Eu não havia entendido completamente a mensagem.
Tudo o que sabia era que um humano havia alcançado o ponto mais distante do Underground. E que eu deveria impedi-lo de avançar.
Sobressaltado, empunhei a manopla em meu braço, pondo-me diante da entrada da Nova Casa. De pelos eriçados, me coloquei em posição de ataque, aguardando que o invasor se manifestasse.
Para minha surpresa, fui obrigado a olhar para baixo, focalizando a pequena criança que surgiu detrás das plantas do jardim.
Era um garoto humano. Não devia ter mais do que dez anos de idade.Trajava um avental de cozinheiro, e trazia uma frigideira empunhada nas mãos trêmulas, que lhe ocultava parte do rosto.

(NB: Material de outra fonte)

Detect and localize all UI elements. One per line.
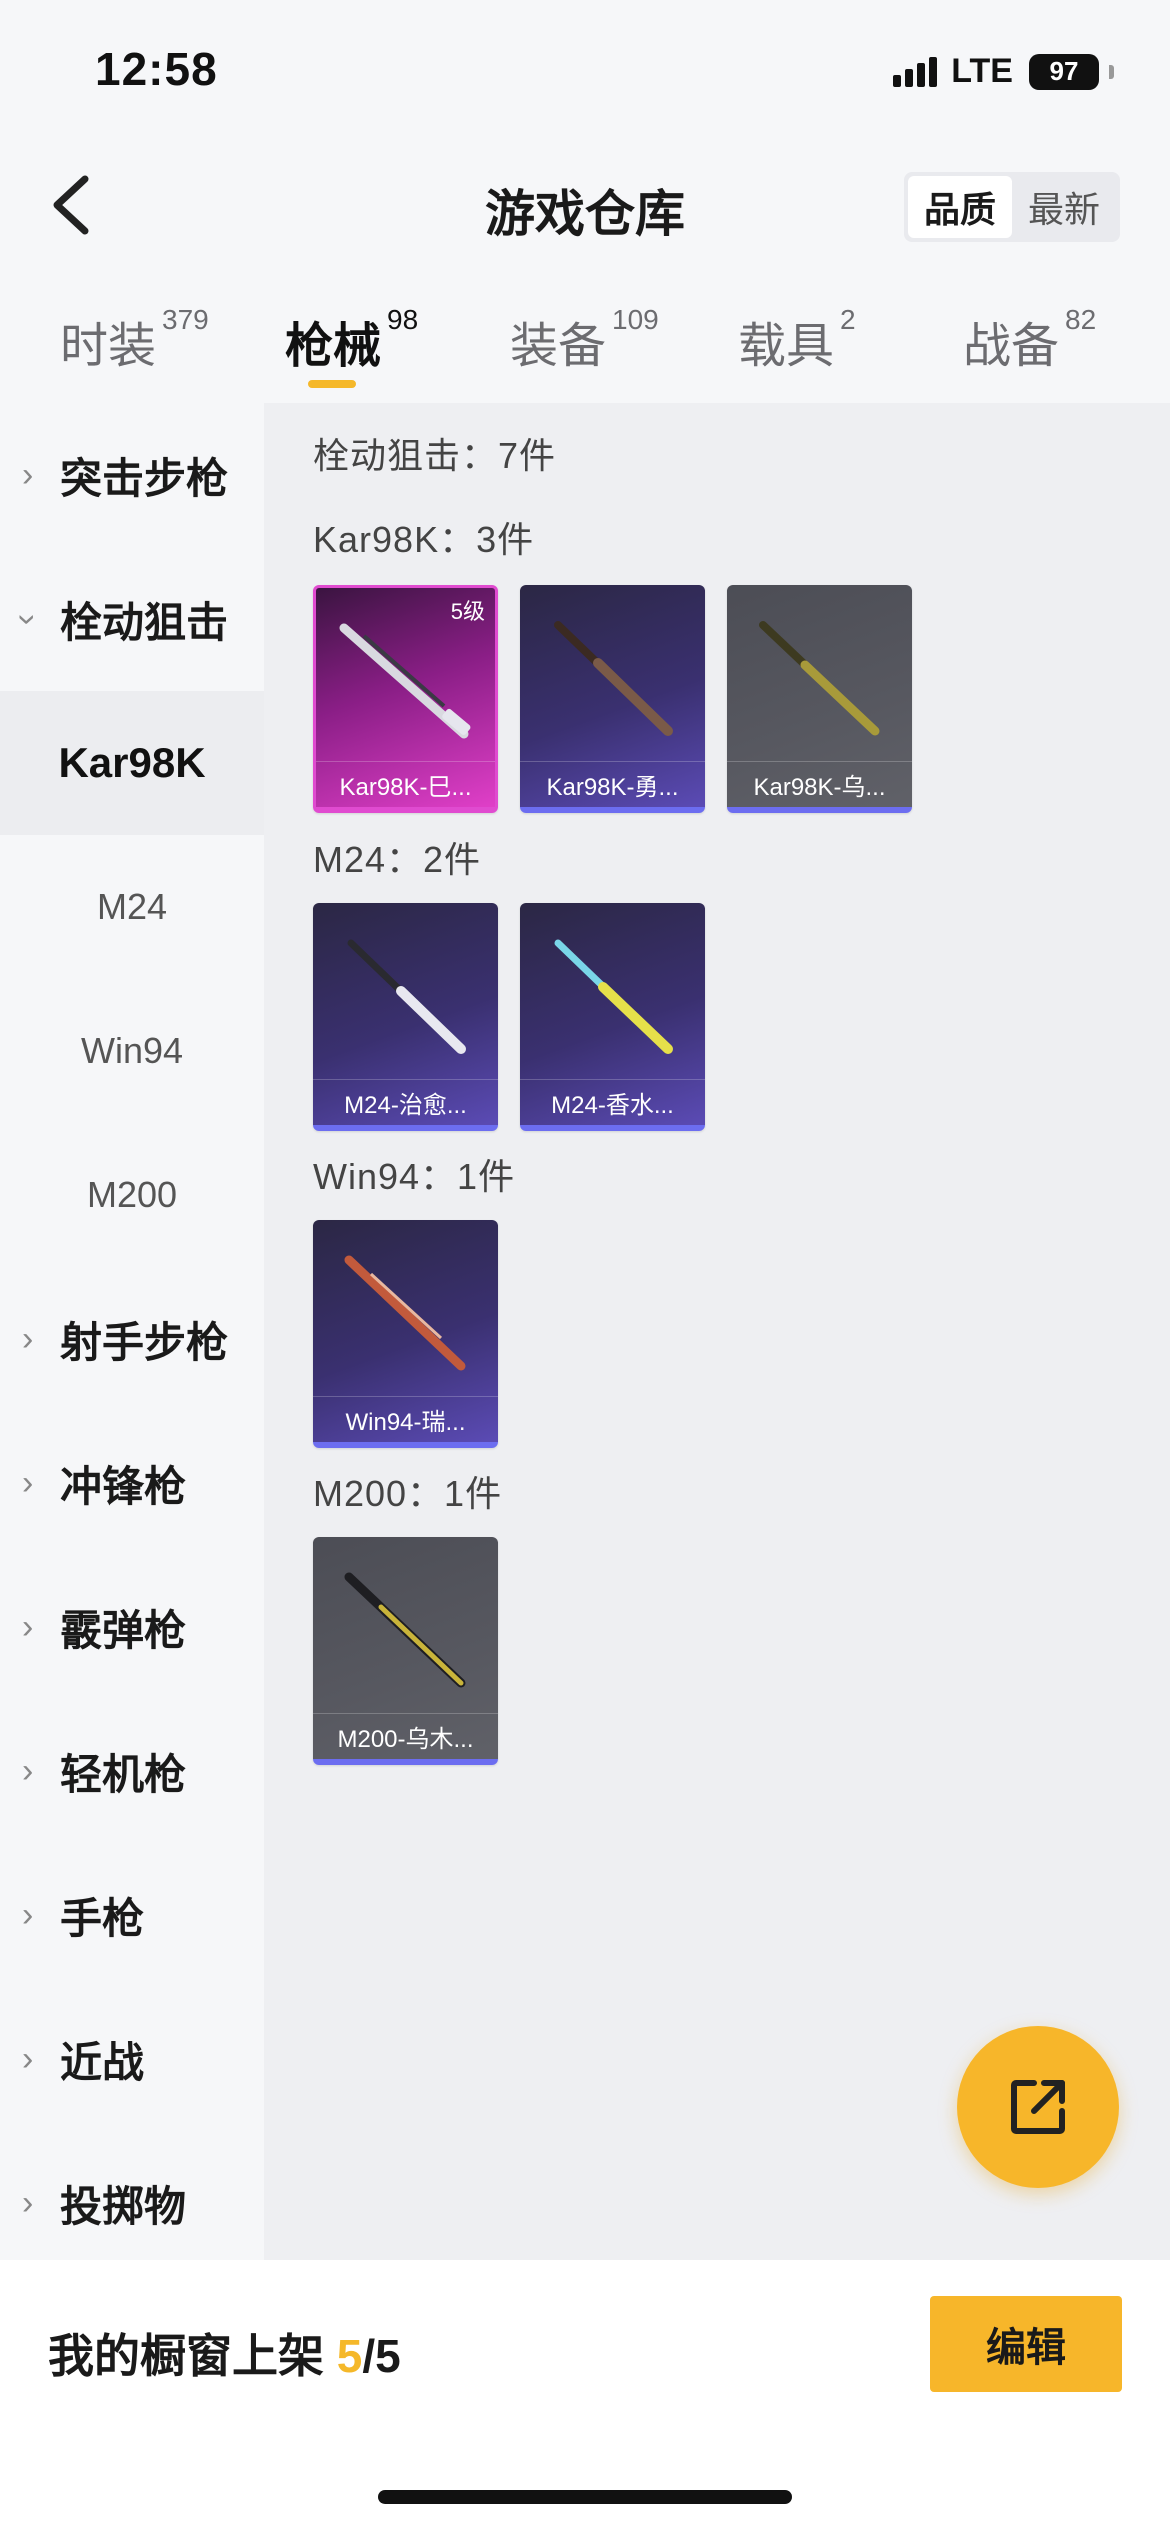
sort-latest-button[interactable]: 最新 <box>1012 176 1116 238</box>
rifle-icon <box>554 939 673 1054</box>
sidebar-item-label: 轻机枪 <box>60 1750 187 1798</box>
chevron-right-icon: › <box>22 2183 34 2222</box>
battery-icon: 97 <box>1029 53 1099 90</box>
sidebar-item-pistol[interactable]: › 手枪 <box>0 1843 264 1987</box>
tab-label: 载具 <box>738 320 835 373</box>
card-name: Win94-瑞... <box>313 1396 498 1442</box>
card-name: Kar98K-巳... <box>316 761 495 807</box>
sidebar-subitem-win94[interactable]: Win94 <box>0 979 264 1123</box>
showcase-status: 我的橱窗上架 5/5 <box>48 2320 401 2386</box>
tab-label: 战备 <box>963 320 1060 373</box>
share-button[interactable] <box>957 2026 1119 2188</box>
sort-quality-button[interactable]: 品质 <box>908 176 1012 238</box>
sidebar-item-label: 投掷物 <box>60 2182 187 2230</box>
tab-firearms[interactable]: 枪械 98 <box>285 304 419 376</box>
rifle-icon <box>344 1255 466 1371</box>
skin-card[interactable]: Kar98K-勇... <box>520 585 705 813</box>
sidebar-item-shotgun[interactable]: › 霰弹枪 <box>0 1555 264 1699</box>
rifle-icon <box>554 621 673 736</box>
card-name: M200-乌木... <box>313 1713 498 1759</box>
sort-toggle: 品质 最新 <box>904 172 1120 242</box>
active-tab-indicator <box>308 380 356 388</box>
chevron-down-icon: › <box>9 613 48 625</box>
sidebar-item-label: 突击步枪 <box>60 454 229 502</box>
status-indicators: LTE 97 <box>893 52 1114 91</box>
card-name: M24-治愈... <box>313 1079 498 1125</box>
signal-icon <box>893 56 938 87</box>
sidebar-item-label: 近战 <box>60 2038 145 2086</box>
category-heading: 栓动狙击：7件 <box>313 435 557 476</box>
tab-supplies[interactable]: 战备 82 <box>963 304 1097 376</box>
showcase-current-count: 5 <box>336 2330 363 2382</box>
group-heading-kar98k: Kar98K：3件 <box>313 519 535 560</box>
card-name: Kar98K-勇... <box>520 761 705 807</box>
sidebar-item-label: 手枪 <box>60 1894 145 1942</box>
inventory-content: 栓动狙击：7件 Kar98K：3件 5级 Kar98K-巳... Kar98K-… <box>264 403 1170 2260</box>
network-type: LTE <box>951 52 1013 90</box>
chevron-right-icon: › <box>22 1607 34 1646</box>
status-time: 12:58 <box>95 43 218 95</box>
chevron-right-icon: › <box>22 1463 34 1502</box>
sidebar-item-label: 霰弹枪 <box>60 1606 187 1654</box>
card-name: M24-香水... <box>520 1079 705 1125</box>
skin-card[interactable]: M24-香水... <box>520 903 705 1131</box>
chevron-right-icon: › <box>22 1751 34 1790</box>
sidebar-subitem-kar98k[interactable]: Kar98K <box>0 691 264 835</box>
rifle-icon <box>339 623 471 739</box>
skin-card[interactable]: M24-治愈... <box>313 903 498 1131</box>
category-tabs: 时装 379 枪械 98 装备 109 载具 2 战备 82 <box>0 290 1170 400</box>
tab-label: 装备 <box>510 320 607 373</box>
chevron-right-icon: › <box>22 1319 34 1358</box>
tab-count: 2 <box>840 304 856 335</box>
tab-count: 379 <box>162 304 209 335</box>
home-indicator[interactable] <box>378 2490 792 2504</box>
sidebar-item-marksman-rifle[interactable]: › 射手步枪 <box>0 1267 264 1411</box>
sidebar-item-label: 冲锋枪 <box>60 1462 187 1510</box>
sidebar-item-lmg[interactable]: › 轻机枪 <box>0 1699 264 1843</box>
skin-card[interactable]: M200-乌木... <box>313 1537 498 1765</box>
nav-header: 游戏仓库 品质 最新 <box>0 150 1170 265</box>
weapon-category-sidebar: › 突击步枪 › 栓动狙击 Kar98K M24 Win94 M200 › 射手… <box>0 403 264 2260</box>
group-heading-win94: Win94：1件 <box>313 1156 516 1197</box>
tab-vehicles[interactable]: 载具 2 <box>738 304 856 376</box>
showcase-total-count: /5 <box>362 2330 401 2382</box>
sidebar-subitem-m24[interactable]: M24 <box>0 835 264 979</box>
share-icon <box>1011 2080 1065 2134</box>
tab-fashion[interactable]: 时装 379 <box>60 304 209 376</box>
skin-card[interactable]: Win94-瑞... <box>313 1220 498 1448</box>
tab-count: 109 <box>612 304 659 335</box>
sidebar-item-label: 栓动狙击 <box>60 598 229 646</box>
status-bar: 12:58 LTE 97 <box>0 0 1170 150</box>
group-heading-m200: M200：1件 <box>313 1473 503 1514</box>
chevron-right-icon: › <box>22 455 34 494</box>
sidebar-item-melee[interactable]: › 近战 <box>0 1987 264 2131</box>
edit-button[interactable]: 编辑 <box>930 2296 1122 2392</box>
skin-card[interactable]: 5级 Kar98K-巳... <box>313 585 498 813</box>
skin-card[interactable]: Kar98K-乌... <box>727 585 912 813</box>
battery-level: 97 <box>1049 56 1079 86</box>
sidebar-item-assault-rifle[interactable]: › 突击步枪 <box>0 403 264 547</box>
chevron-right-icon: › <box>22 1895 34 1934</box>
rifle-icon <box>344 1572 466 1688</box>
chevron-right-icon: › <box>22 2039 34 2078</box>
rifle-icon <box>759 621 880 736</box>
showcase-label: 我的橱窗上架 <box>48 2330 337 2382</box>
tab-count: 98 <box>387 304 419 335</box>
rifle-icon <box>347 939 466 1054</box>
sidebar-item-label: 射手步枪 <box>60 1318 229 1366</box>
tab-count: 82 <box>1065 304 1097 335</box>
sidebar-item-bolt-sniper[interactable]: › 栓动狙击 <box>0 547 264 691</box>
sidebar-item-smg[interactable]: › 冲锋枪 <box>0 1411 264 1555</box>
group-heading-m24: M24：2件 <box>313 839 482 880</box>
card-name: Kar98K-乌... <box>727 761 912 807</box>
sidebar-subitem-m200[interactable]: M200 <box>0 1123 264 1267</box>
tab-label: 时装 <box>60 320 157 373</box>
tab-label: 枪械 <box>285 320 382 373</box>
battery-tip <box>1109 64 1114 79</box>
tab-equipment[interactable]: 装备 109 <box>510 304 659 376</box>
sidebar-item-throwable[interactable]: › 投掷物 <box>0 2131 264 2275</box>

Estava nitidamente acanhado, como se evitasse, a todo custo, olhar diretamente para mim.
- Por favor... - ofeguei baixo quando a voz suave e tímida escapou de sua boca – não quero lutar com ninguém, moço...
Franzi a testa por um momento.
Aquele humano não parecia em nada com os seres desprezíveis, arrogantes e desleais que eu havia sido ensinado a odiar.

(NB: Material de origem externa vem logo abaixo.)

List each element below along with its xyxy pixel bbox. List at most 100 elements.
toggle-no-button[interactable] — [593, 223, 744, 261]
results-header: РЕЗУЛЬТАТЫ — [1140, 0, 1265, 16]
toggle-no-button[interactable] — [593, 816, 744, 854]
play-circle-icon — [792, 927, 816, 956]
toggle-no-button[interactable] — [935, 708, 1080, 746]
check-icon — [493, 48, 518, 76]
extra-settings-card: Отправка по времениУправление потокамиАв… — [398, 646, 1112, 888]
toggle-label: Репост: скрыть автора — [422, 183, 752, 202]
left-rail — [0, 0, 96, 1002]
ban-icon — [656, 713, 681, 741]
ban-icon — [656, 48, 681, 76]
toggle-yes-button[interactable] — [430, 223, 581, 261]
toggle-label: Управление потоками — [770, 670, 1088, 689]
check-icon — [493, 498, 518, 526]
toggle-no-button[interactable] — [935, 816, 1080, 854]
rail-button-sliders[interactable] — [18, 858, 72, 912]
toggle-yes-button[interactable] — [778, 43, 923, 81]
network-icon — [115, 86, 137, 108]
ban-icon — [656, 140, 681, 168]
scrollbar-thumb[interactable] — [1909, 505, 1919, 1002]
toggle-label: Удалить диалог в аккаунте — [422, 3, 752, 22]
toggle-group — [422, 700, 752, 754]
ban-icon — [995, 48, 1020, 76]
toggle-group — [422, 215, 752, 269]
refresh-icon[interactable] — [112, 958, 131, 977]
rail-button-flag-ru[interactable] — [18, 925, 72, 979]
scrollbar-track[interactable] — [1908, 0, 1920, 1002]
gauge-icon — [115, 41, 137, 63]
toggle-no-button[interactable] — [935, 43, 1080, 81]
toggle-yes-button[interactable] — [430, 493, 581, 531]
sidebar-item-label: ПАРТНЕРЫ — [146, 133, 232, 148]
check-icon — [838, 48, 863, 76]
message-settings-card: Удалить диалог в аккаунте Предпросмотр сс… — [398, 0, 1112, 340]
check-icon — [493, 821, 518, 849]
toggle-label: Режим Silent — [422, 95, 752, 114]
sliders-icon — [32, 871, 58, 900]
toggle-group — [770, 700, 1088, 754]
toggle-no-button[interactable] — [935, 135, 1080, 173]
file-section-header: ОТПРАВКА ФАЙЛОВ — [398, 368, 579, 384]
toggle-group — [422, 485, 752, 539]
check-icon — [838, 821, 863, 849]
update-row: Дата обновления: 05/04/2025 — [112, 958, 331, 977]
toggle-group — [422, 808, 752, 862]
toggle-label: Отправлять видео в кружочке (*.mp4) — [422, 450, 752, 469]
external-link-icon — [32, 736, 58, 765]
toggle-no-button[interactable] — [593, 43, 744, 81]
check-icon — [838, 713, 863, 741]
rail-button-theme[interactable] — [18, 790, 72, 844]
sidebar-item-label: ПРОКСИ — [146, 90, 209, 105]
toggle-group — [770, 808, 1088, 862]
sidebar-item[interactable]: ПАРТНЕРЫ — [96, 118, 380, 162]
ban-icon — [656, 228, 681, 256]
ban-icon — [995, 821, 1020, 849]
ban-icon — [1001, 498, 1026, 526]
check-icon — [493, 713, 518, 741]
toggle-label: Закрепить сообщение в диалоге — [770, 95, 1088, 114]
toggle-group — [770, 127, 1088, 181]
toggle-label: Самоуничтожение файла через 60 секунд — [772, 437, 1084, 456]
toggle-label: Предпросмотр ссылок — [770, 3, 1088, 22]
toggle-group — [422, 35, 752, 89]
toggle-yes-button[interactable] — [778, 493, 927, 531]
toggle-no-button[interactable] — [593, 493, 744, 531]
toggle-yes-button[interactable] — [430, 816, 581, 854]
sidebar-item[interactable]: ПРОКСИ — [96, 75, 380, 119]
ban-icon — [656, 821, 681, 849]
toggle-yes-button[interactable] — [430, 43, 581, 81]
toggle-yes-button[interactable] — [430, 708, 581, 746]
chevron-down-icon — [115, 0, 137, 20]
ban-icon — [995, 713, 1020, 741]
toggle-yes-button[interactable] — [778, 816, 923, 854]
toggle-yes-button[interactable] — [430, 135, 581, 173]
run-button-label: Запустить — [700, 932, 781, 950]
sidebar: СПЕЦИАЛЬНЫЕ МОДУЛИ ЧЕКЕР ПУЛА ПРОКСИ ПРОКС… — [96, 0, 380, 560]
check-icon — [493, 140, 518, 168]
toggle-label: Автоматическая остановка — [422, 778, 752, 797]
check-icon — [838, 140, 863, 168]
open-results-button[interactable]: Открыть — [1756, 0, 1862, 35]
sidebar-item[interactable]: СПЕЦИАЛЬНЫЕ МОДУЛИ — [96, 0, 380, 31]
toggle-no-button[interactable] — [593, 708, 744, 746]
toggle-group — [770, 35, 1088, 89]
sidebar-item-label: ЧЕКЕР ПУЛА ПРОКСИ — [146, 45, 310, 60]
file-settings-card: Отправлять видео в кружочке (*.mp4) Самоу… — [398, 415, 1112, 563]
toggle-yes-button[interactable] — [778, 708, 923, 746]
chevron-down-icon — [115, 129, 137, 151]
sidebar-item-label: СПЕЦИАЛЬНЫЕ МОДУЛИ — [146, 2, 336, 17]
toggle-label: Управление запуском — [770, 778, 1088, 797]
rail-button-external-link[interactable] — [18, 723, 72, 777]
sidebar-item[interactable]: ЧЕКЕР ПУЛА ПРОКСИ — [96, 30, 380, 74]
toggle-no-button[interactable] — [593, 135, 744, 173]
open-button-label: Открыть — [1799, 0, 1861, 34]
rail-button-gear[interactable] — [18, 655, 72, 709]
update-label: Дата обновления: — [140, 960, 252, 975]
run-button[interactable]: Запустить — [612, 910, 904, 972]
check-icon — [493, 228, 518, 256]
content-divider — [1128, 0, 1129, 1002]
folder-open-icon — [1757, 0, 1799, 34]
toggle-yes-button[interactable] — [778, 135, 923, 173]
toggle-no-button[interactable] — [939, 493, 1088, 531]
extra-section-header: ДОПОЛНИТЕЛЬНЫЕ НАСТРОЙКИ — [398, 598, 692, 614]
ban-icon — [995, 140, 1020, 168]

Sacudi a cabeça, tentando evitar que aquele raciocínio me impedisse de cumprir meu dever.
- Vamos lá, humano... - ergui a manopla – não posso te deixar prosseguir!
Já retraído, o menino encolheu-se ainda mais quando as labaredas de meu muro de fogo o cercaram, acuando-o contra as paredes do jardim.
- Não! - ele ergueu a frigideira, num mero reflexo de autodefesa – não quero lutar! Não quero machucar ninguém!
Irritado pela sua falta de reação, invoquei outra amurada de chamas, que por pouco não incendiaram parte de seu braço encolhido.
- Revide, humano! - ordenei – lute comigo!
Uma das coisas que a Guarda Real sempre estimava era a dignidade de um confronto, estabelecida principalmente pela igualdade de oportunidades durante a batalha. E aquela criança estava quebrando todas estas regras, me deixando absolutamente desconcertado.
E ridiculamente desarmado, de certa forma.
Uma luta sem revide jamais poderia ser justa.
Parei de lançar minha magia, esperando que o menino finalmente me confrontasse. Àquela altura, já deveria saber que teria que lutar se quisesse me vencer.
A criança baixou a frigideira, me encarando fixamente.
E então, chocando-me ainda mais, jogou a frigideira em minha direção.
O utensílio desabou com um estrépido diante de mim, quase servindo como um alarme que despertou-me para o absurdo da situação.
O menino humano estava me poupando.
Baixei a manopla, ofegante, vendo-o dar dois passos tímidos em sua direção. Pela primeira vez, notei sua expressão anormalmente simpática e amigável.
- Seus golpes são muito bons – ele abriu um sorriso fraco – você tem talento, moço!
Aturdido, retraí o focinho. O que diabos aquele rapazinho queria me adulando daquela forma?
No entanto, pasmo, havia percebido toda a sinceridade em sua voz. Ele realmente estava elogiando minha forma de combate, como se banalizasse totalmente o perigo que eu representava para ele.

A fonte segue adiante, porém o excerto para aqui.